Link between gut microbiome, diet may reduce risk for health problems
A healthy diet may be linked with gut microbes that correlate with a lower risk for developing conditions including obesity, type 2 diabetes and cardiovascular disease, according to a report published in Nature Medicine.
"This study demonstrates a clear association between specific microbial species in the gut, certain foods, and risk of some common diseases," Andrew T. Chan, MD, MPH, a gastroenterologist, chief of the clinical and translational epidemiology unit at Massachusetts General Hospital, and professor of medicine at Harvard Medical School, said in a press release. "We hope to be able to use this information to help people avoid serious health problems by changing their diet to personalize their gut microbiome."
Chan and colleagues performed metagenomic sequencing on 1,098 patients enrolled in the Personalized Responses to Dietary Composition Trial (PREDICT 1). The study included long-term diet information and fasting and same-meal postprandial cardiometabolic blood marker measurements.
Researchers found significant correlations between microbes, specific nutrients, foods, food groups and general dietary indices. They were able to reproduce microbial biomarkers of obesity across external publicly available cohorts and the biomarkers were in agreement with circulating blood metabolites that indicated cardiovascular disease risk.

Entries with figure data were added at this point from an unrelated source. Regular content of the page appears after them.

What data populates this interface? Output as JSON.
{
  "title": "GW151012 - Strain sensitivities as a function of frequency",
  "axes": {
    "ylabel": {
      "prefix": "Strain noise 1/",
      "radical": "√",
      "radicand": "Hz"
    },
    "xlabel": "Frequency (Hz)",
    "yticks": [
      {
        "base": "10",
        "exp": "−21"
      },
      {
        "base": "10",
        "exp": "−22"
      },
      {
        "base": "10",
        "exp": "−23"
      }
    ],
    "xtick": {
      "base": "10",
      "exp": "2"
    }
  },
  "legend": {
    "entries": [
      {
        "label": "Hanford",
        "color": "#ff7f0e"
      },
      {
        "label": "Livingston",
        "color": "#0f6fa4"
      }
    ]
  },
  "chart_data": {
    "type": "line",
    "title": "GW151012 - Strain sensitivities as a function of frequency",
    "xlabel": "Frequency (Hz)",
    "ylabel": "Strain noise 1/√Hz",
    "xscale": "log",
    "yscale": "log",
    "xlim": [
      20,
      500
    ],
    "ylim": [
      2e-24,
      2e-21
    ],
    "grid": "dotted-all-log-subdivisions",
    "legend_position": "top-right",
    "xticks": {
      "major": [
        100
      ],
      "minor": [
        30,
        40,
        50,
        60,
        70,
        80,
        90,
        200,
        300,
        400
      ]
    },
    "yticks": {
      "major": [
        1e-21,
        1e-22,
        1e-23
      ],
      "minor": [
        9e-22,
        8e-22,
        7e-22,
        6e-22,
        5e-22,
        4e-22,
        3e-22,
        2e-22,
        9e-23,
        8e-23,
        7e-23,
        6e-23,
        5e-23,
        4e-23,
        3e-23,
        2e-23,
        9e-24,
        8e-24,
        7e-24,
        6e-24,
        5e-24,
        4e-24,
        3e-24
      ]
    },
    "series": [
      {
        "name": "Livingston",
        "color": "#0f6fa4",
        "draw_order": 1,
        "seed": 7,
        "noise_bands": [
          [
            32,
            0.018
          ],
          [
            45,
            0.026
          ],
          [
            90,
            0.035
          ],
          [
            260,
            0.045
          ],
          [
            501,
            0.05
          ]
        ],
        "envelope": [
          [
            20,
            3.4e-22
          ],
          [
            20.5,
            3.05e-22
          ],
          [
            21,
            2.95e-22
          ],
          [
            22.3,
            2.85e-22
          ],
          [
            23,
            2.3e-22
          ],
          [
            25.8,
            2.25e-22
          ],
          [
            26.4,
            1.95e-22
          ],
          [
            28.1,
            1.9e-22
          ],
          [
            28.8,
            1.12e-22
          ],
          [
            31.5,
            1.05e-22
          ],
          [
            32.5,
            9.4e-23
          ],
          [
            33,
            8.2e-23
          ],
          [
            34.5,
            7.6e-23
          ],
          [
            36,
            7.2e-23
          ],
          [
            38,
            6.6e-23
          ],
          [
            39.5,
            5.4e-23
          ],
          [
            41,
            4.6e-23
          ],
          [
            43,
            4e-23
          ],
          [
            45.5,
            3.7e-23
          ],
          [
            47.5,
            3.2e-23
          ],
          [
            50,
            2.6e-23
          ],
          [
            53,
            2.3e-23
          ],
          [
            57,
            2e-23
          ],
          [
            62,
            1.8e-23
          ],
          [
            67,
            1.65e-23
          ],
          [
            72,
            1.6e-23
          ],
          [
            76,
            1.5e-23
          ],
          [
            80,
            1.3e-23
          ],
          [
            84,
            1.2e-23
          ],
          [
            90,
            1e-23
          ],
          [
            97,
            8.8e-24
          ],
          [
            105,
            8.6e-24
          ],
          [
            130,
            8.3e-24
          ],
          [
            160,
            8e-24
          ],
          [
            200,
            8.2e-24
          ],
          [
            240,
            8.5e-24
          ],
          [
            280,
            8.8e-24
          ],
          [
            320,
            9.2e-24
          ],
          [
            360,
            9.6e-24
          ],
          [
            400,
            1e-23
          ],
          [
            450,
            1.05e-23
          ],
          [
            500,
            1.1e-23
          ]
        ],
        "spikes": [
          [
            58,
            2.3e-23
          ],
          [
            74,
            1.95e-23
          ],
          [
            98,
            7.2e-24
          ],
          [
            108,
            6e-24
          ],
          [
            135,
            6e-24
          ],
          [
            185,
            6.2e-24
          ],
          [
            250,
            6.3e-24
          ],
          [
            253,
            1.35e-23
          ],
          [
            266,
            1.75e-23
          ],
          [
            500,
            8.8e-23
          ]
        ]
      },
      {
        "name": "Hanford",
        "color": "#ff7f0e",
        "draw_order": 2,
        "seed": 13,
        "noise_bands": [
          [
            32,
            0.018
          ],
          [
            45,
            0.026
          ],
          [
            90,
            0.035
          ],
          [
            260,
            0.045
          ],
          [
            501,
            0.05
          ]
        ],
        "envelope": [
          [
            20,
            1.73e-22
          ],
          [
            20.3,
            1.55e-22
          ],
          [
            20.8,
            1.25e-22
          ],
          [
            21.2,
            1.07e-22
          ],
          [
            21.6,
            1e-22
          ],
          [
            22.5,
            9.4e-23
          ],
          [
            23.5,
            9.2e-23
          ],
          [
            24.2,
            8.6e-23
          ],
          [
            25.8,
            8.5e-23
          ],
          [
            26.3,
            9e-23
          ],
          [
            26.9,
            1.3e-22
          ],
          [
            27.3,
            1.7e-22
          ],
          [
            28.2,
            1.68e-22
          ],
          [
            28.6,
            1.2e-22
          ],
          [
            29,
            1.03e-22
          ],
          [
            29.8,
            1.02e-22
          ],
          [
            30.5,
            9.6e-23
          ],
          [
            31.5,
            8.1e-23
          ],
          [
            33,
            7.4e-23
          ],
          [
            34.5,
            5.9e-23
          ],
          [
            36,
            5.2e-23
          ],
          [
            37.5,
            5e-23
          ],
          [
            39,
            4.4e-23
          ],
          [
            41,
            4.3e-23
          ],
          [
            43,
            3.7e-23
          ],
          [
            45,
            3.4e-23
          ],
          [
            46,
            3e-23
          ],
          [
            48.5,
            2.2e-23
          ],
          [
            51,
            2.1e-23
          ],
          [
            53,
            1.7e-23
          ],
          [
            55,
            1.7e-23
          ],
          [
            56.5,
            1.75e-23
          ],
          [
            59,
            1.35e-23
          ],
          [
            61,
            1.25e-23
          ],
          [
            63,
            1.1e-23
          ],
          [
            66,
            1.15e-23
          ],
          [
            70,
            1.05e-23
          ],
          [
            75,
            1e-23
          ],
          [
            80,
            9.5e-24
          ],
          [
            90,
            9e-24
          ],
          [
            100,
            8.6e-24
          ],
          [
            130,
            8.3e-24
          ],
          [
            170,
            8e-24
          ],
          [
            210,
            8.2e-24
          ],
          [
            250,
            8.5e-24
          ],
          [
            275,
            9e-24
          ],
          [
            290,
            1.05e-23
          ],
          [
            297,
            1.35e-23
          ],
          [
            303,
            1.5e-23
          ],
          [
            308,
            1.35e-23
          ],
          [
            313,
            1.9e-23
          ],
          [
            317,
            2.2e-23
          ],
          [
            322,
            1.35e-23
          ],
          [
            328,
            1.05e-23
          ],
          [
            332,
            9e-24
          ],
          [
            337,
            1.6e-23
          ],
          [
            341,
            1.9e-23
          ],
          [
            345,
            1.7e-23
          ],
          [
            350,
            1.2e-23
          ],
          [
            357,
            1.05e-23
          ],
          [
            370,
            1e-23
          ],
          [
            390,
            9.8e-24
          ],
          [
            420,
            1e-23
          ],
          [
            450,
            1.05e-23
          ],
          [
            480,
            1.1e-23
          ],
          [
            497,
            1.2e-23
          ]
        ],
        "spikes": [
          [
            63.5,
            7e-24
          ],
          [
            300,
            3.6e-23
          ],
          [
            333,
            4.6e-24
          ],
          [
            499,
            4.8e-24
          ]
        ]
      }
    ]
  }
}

Investigators reported Prevotella copri and Blastocystis spp. were indicators of favorable postprandial glucose metabolism. However, the overall microbiome composition was a predictor for a large panel of cardiometabolic blood markers such as fasting and postprandial glycemic, lipemic and inflammatory indices.
According to researchers, the panel of intestinal species correlated with health dietary habits overlap with species correlated with both favorable cardiometabolic and postprandial markers. This demonstrates that the PREDICT 1 study may potentially group the gut microbiome into generalizable health levels in those without clinically manifest disease.
"Studying the interrelationship between the microbiome, diet and disease involves a lot of variables because peoples' diets tend to be personalized and may change quite a bit over time," Chan said. "Two of the strengths of this trial are the number of participants and the detailed information we collected."